Erik turned to the children and explained, "Uncle Darius repeatedly worked to bring down the barriers between your mother and I. I think that a part of him wanted to do so because he always loved to prove the Shah wrong. Nasir al-din used to taunt me that I would never be able to find a loving and living bride. Uncle Darius had heard the Shah repeat that slur against me many times while he had been in the service of the Daroga."

Christine remarked, "Your friend chose well. Azarin is so sweet and loving. She is a wonderful mother."

Erik smiled at Christine, "I had to find someone almost as angelic as you. In no small way due to the efforts of Darius and to Mother Jeanne, we managed to find happiness together despite ourselves."

Christine replied lovingly, "Yes but perhaps we might have done so eventually anyways."

Erik sighed, "Perhaps. But we were both so stubborn in our own ways. That alone might have kept us apart. When I think of exactly how much I misunderstood you, and you me, if Mother Jeanne had not shared her thoughts with Darius, we were just as likely to have parted in mutual anger. From my view, I did not understand the nuances of your behavior.
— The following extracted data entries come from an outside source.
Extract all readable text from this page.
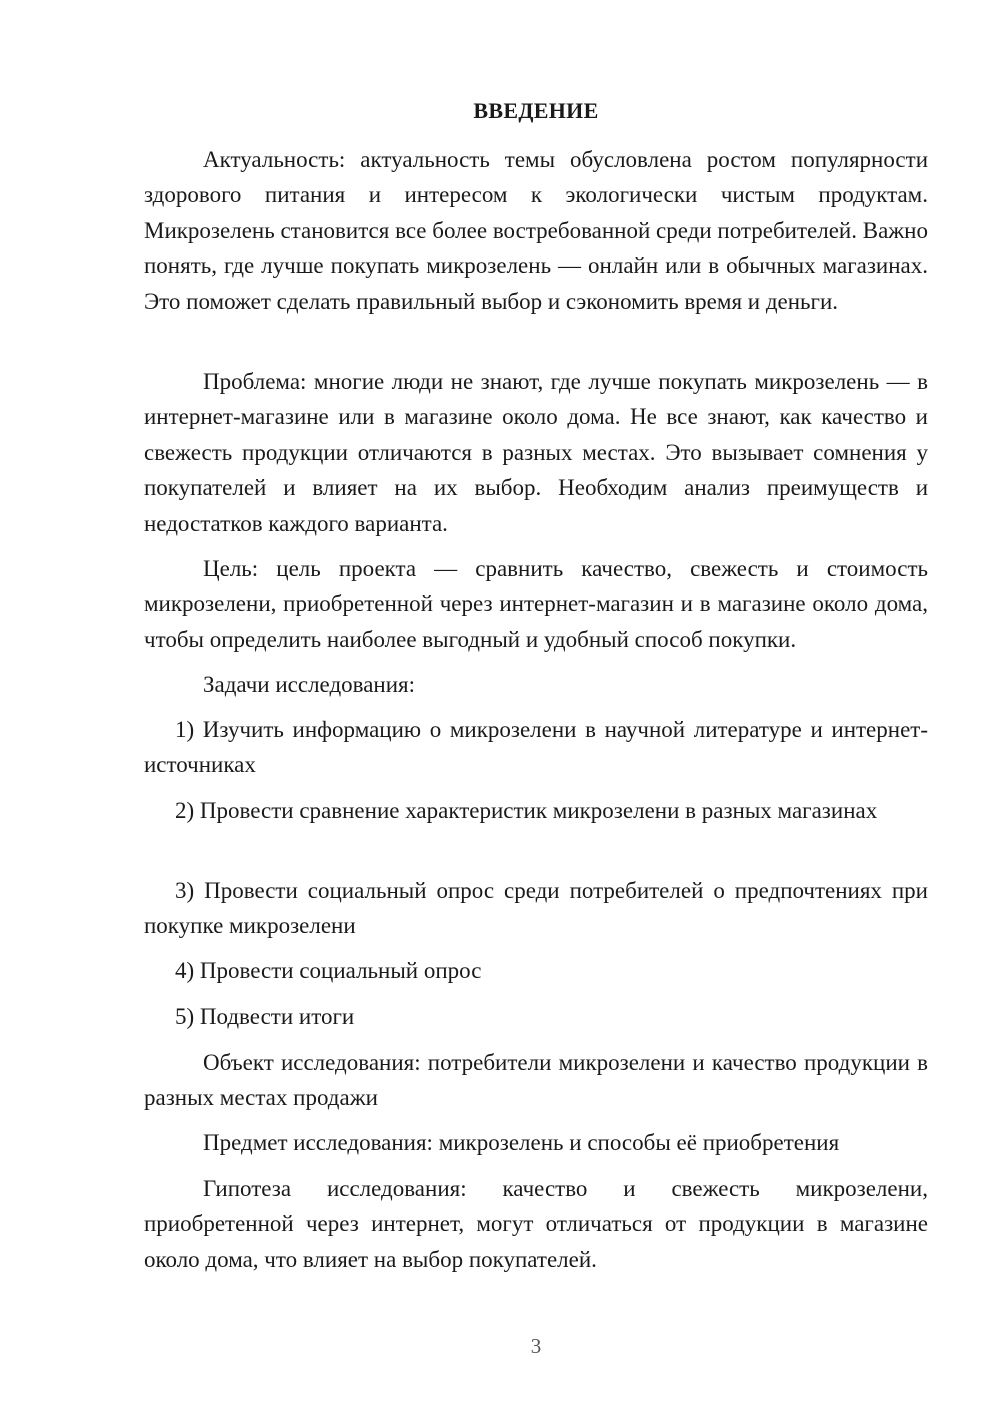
ВВЕДЕНИЕ

Актуальность: актуальность темы обусловлена ростом популярности здорового питания и интересом к экологически чистым продуктам. Микрозелень становится все более востребованной среди потребителей. Важно понять, где лучше покупать микрозелень — онлайн или в обычных магазинах. Это поможет сделать правильный выбор и сэкономить время и деньги.

Проблема: многие люди не знают, где лучше покупать микрозелень — в интернет-магазине или в магазине около дома. Не все знают, как качество и свежесть продукции отличаются в разных местах. Это вызывает сомнения у покупателей и влияет на их выбор. Необходим анализ преимуществ и недостатков каждого варианта.

Цель: цель проекта — сравнить качество, свежесть и стоимость микрозелени, приобретенной через интернет-магазин и в магазине около дома, чтобы определить наиболее выгодный и удобный способ покупки.

Задачи исследования:

1) Изучить информацию о микрозелени в научной литературе и интернет-источниках

2) Провести сравнение характеристик микрозелени в разных магазинах

3) Провести социальный опрос среди потребителей о предпочтениях при покупке микрозелени

4) Провести социальный опрос

5) Подвести итоги

Объект исследования: потребители микрозелени и качество продукции в разных местах продажи

Предмет исследования: микрозелень и способы её приобретения

Гипотеза исследования: качество и свежесть микрозелени, приобретенной через интернет, могут отличаться от продукции в магазине около дома, что влияет на выбор покупателей.

3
Your continuing mistrust of me might have blossomed into a new attempt to escape from me. Perhaps, in time, and given the right provocation, I might have written you off as a lost cause. I did not have any real desire to hold you against your will, not anymore. I had long since realized that it was a situation that would have never worked, no matter how much love that my heart held for you. A happy marriage requires two willing partners."

Christine smiled, "Fortunately it never came to that. I stayed with you and cooperated with what you wanted despite my fears. By the time that we set sail for Canada from Liverpool, I willingly boarded our ship."

Erik turned to the children and explained, "We had chosen an indirect route to Canada just in case we were being followed, to obscure our tracks a little bit. Once in Liverpool, we booked two Second Class staterooms on the SS Parisian of the Allan Line, a very modern steamship based in Montreal, which made regular crossings between Liverpool and both Quebec and Montreal. We decided not to travel in first class because even with our disguises, someone would be more likely to recognize us in first class. The opera was patronized by the upper crust British, as well as the French, two priests and a nun heading to a monastery outside of Montreal was hardly going to attract much notice, and sure enough we didn't. We spent much of our time in "quiet seclusion" playing our parts as two priests and a nun. To the casual observer we were exactly what we pretended to be, but of course we were not, nothing could be further from the truth. The unquenched passion between your mother and I had escalated to a new level. Fortunately it would not remain unquenched for much longer."